Les alarmistes sont autant victimes psychologiquement du lockdown que les autres, à différents degrés selon leur échelle sociale, bien entendu. Mais en s’agrégeant de la sorte, ces alarmistes forment, malgré eux, un bataillon qui assure un rempart à la critique de la gestion sanitaire voulu par les néolibéraux et l’élite occidentale en général. Il est difficile de concevoir cette alliance contre nature autrement que comme résultat de la peur. Et de la rancœur aussi : « Comment osent-ils sortir alors que je reste chez moi ? ». Il n’y a aucune raison rationnelle pour une partie de la gauche d’être sourde à ce point à toute détresse autre que celle liée au Covid 19. Ça explose de partout. Secteur de soin en burnout, Horeca, secteur événementiel et socio-culturel, étudiant.es, jeunes des quartiers, adolescent.es en souffrance. L’état de santé mental de ces populations se dégrade, les hôpitaux psychiatriques et pédopsychiatriques ont du mal à suivre((https://plus.lesoir.be/358874/article/2021-03-04/les-services-hospitaliers-de-pedopsychiatrie-sont-satures)), les thérapeutes ont des listes d’attente de 6 mois et le services sociaux associatifs sont submergés. Bref, tout ce bordel est rassemblé sur un plateau de la balance et sur l’autre, le Covid 19. Et ben, sans suspense, c’est le Covid 19 qui fait pencher la balance ! Ce carnage sociale est relativisé à coup de : « On sait que c’est difficile pour tout le monde », « encore un peu de patience », « on voit le bout du tunnel », « il faut tenir bon et éradiquer le virus ». Que l’élite politique distille ces horreurs pour masquer son amateurisme (au sens où se donner les moyens serait perçu comme professionnel), je peux le comprendre. Mais tous les autres qui approuvent cela, ça me laisse sans voix. La peur devient une arme quand elle assoit l’urgence et, de fait, empêche la remise en question de la gestion de la santé publique.

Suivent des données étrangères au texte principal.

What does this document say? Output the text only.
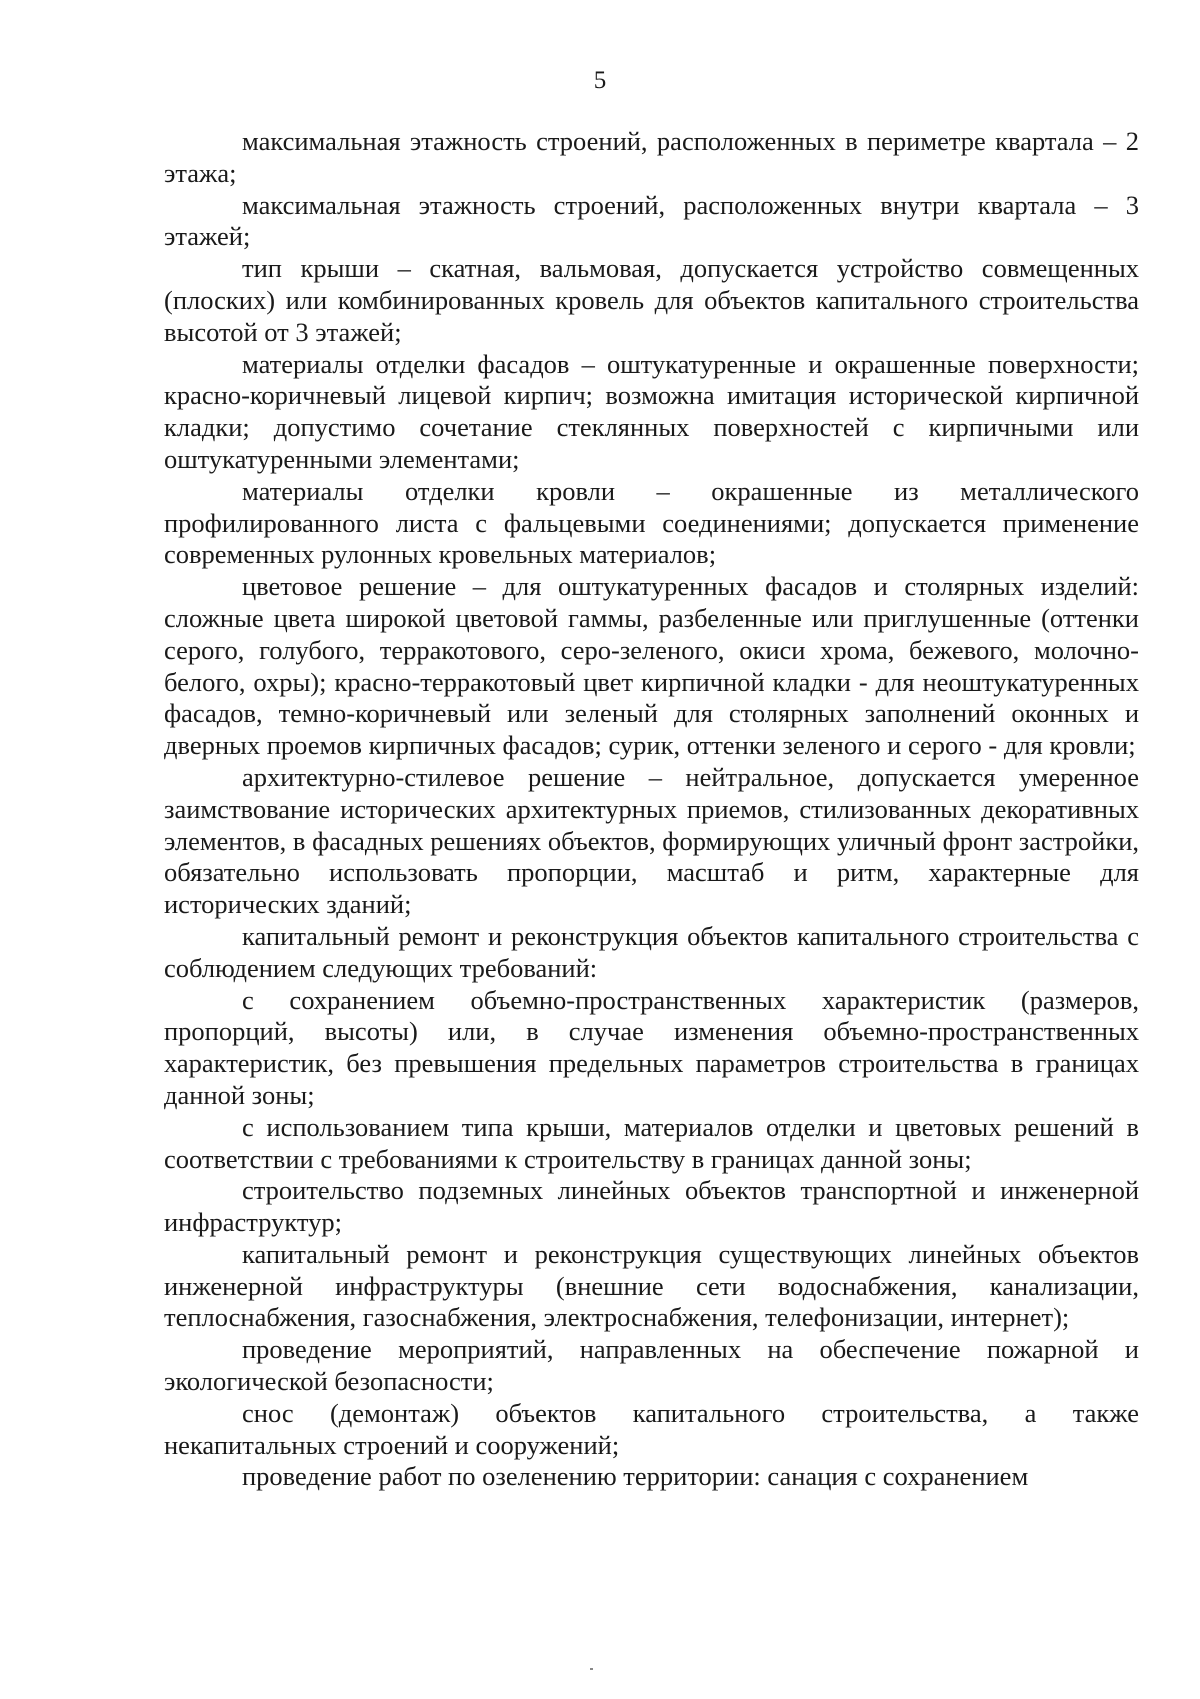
5

максимальная этажность строений, расположенных в периметре квартала – 2 этажа;

максимальная этажность строений, расположенных внутри квартала – 3 этажей;

тип крыши – скатная, вальмовая, допускается устройство совмещенных (плоских) или комбинированных кровель для объектов капитального строительства высотой от 3 этажей;

материалы отделки фасадов – оштукатуренные и окрашенные поверхности; красно-коричневый лицевой кирпич; возможна имитация исторической кирпичной кладки; допустимо сочетание стеклянных поверхностей с кирпичными или оштукатуренными элементами;

материалы отделки кровли – окрашенные из металлического профилированного листа с фальцевыми соединениями; допускается применение современных рулонных кровельных материалов;

цветовое решение – для оштукатуренных фасадов и столярных изделий: сложные цвета широкой цветовой гаммы, разбеленные или приглушенные (оттенки серого, голубого, терракотового, серо-зеленого, окиси хрома, бежевого, молочно-белого, охры); красно-терракотовый цвет кирпичной кладки - для неоштукатуренных фасадов, темно-коричневый или зеленый для столярных заполнений оконных и дверных проемов кирпичных фасадов; сурик, оттенки зеленого и серого - для кровли;

архитектурно-стилевое решение – нейтральное, допускается умеренное заимствование исторических архитектурных приемов, стилизованных декоративных элементов, в фасадных решениях объектов, формирующих уличный фронт застройки, обязательно использовать пропорции, масштаб и ритм, характерные для исторических зданий;

капитальный ремонт и реконструкция объектов капитального строительства с соблюдением следующих требований:

с сохранением объемно-пространственных характеристик (размеров, пропорций, высоты) или, в случае изменения объемно-пространственных характеристик, без превышения предельных параметров строительства в границах данной зоны;

с использованием типа крыши, материалов отделки и цветовых решений в соответствии с требованиями к строительству в границах данной зоны;

строительство подземных линейных объектов транспортной и инженерной инфраструктур;

капитальный ремонт и реконструкция существующих линейных объектов инженерной инфраструктуры (внешние сети водоснабжения, канализации, теплоснабжения, газоснабжения, электроснабжения, телефонизации, интернет);

проведение мероприятий, направленных на обеспечение пожарной и экологической безопасности;

снос (демонтаж) объектов капитального строительства, а также некапитальных строений и сооружений;

проведение работ по озеленению территории: санация с сохранением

Sortir de l’urgence sanitaire…

Que pouvons-nous faire pour sortir de l’urgence et changer de paradigme ? Perso, je ne crois pas trop à la consultation populaire, comme le voudrait le collectif Même pas peur. L’état d’hystérie collective dans lequel baignent les réseaux sociaux me fait craindre le pire. Par contre, va falloir débriefer sérieusement tout ce merdier et demander des comptes. C’est la première chose à revendiquer, et qui pourrait mettre tout le monde d’accord (sauf les fachos). Il faut des commissions d’enquête réellement indépendantes et publiques, où les actrices et acteurs de la société civile soient représentées. Ça devrait être une exigence pour nous. Pour la mort de nos aîné.es dans les maisons de repos, et pour tous les autres mort.es qui auraient pu être évité.es…

… et changer de film

Les virologues ont évidemment une utilité de premier ordre, surtout en début de pandémie. Tout qui a vu un blockbuster apocalyptique le sait. Les virologues lancent l’alerte, les politiques temporisent, c’est la merde partout dans le monde, puis on trouve un vaccin et ciao, bonsoir, générique. On a trouvé le vaccin, c’est le moment de changer de film. S’il y a une urgence, elle est là. Les virologues doivent cesser de souffler à l’oreille des politiques et doivent passer la main aux expert.es de la santé publique. Ça devrait être une exigence non négociable.

Repenser un autre système de soins de santé, cela va prendre du temps. Autant démarrer tout de suite avant que les désastres provoqués par les changements climatiques « prennent par surprise » l’élite politique et qu’elle soit encore obligée de nous confiner « pour nous protéger ».